Aspen School District needs about 100 employee housing units to meet incoming demand
ASD considers new bond to account for shortfall

Madison Osberger-Low/The Aspen Times
The Aspen School District identified a need for nearly 100 employee housing units in the next 15 years to adequately meet staff demand.
Fifty-two percent of district staff expressed interest in employee housing in a 2024 survey, bringing the immediate demand to 35 units. But the school district expects to lose around 62 employees who own market-rate housing through attrition in the next 15 years. It will need to find a way to provide housing for future hires given the increased cost of living in Aspen, according to Joe Waneka, school district director of facilities and housing.
“The whole caveat is I need capital to transact,” Waneka told The Aspen Times on Friday.
With only around $2 million left from a $114 million 2020 district bond, much of which was spent on housing, the school district may seek another bond measure for the upcoming November election.

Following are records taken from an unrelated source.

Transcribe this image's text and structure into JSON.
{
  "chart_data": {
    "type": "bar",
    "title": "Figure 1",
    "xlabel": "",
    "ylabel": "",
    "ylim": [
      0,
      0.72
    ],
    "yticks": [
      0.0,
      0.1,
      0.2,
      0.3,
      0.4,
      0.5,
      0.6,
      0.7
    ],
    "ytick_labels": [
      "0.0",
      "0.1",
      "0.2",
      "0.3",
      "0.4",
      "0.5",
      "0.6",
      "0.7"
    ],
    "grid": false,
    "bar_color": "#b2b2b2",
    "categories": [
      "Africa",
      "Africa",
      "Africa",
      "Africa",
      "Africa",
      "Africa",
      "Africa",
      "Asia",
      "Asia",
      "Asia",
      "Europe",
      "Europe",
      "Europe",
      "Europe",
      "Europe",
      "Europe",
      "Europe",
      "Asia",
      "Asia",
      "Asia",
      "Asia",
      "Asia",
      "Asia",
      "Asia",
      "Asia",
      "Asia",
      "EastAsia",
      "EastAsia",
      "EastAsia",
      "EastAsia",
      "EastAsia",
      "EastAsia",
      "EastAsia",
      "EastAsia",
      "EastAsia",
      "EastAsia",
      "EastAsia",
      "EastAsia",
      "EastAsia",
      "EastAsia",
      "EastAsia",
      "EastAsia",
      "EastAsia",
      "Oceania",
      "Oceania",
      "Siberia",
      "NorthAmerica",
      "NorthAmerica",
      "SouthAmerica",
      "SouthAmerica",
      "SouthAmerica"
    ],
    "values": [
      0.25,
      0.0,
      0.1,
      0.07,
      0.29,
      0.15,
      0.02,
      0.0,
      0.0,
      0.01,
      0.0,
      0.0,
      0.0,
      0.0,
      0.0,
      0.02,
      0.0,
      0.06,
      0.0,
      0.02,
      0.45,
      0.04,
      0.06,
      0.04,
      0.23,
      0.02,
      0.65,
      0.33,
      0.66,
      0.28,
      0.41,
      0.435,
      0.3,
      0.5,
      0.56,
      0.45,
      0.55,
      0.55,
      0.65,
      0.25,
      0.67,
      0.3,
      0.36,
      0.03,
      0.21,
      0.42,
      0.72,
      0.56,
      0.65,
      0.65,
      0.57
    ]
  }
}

Waneka said they may pursue a bond measure that includes necessary funds for both housing as well as campus renovations and maintenance. He presented $72.55 million and $53.2 million campus renovation funding budgets to the school board on March 5, but the board shot down about $18 million of the budget, he said. The board hasn’t yet directed him on specifics for the housing portion of the bond.
He believes the board will decide if and how to pursue the bond in the next couple months, whether that means including a housing budget with campus renovations or pursuing them separately. He doesn’t expect the bond or bonds to collectively exceed $100 million.
“It’s up to them to pick what they’ll want to do,” he said.
Should the measure (or measures) pass, he expects to have funds available by May or June of 2026.
To fill the housing shortfall, he said his goal is to make available four to five units per year, spending $600,000 to $800,000 per bedroom.
“In a perfect world, I would get them all at once,” he said. “That’s not realistic.”
The district currently houses approximately 36% to 40% of its teachers, administrators, and hard-to-fill positions (like lead mechanics), according to Waneka. It owns 98 units and sublets 4.
Potential options going forward include building up to 12 units on district-owned land at the West Ranch site in Woody Creek and up to 12 units at the district-owned site at Stott’s Mill in Basalt, according to a discussion between him and the board on Wednesday.
They may also partner with Snowmass to acquire 10 units at the Snowmass Draw Site project, a 60-plus unit project to be built uphill and adjacent to Town Hall, as well as a 60- to 70-unit Aspen development.
The board recently mandated that they strive to buy employee units in just Aspen or Snowmass going forward to keep teachers close to campus. The Basalt and Woody Creek options are outliers as the district already owns the land, according to Waneka.
“I think we have a lot of interesting possible pathways, and we definitely have an identified need,” said Aspen School Board Vice President Sarah Daniels in the Wednesday meeting. “And I think that all of that together means we need to ask for money, and we need to increase our housing stock.”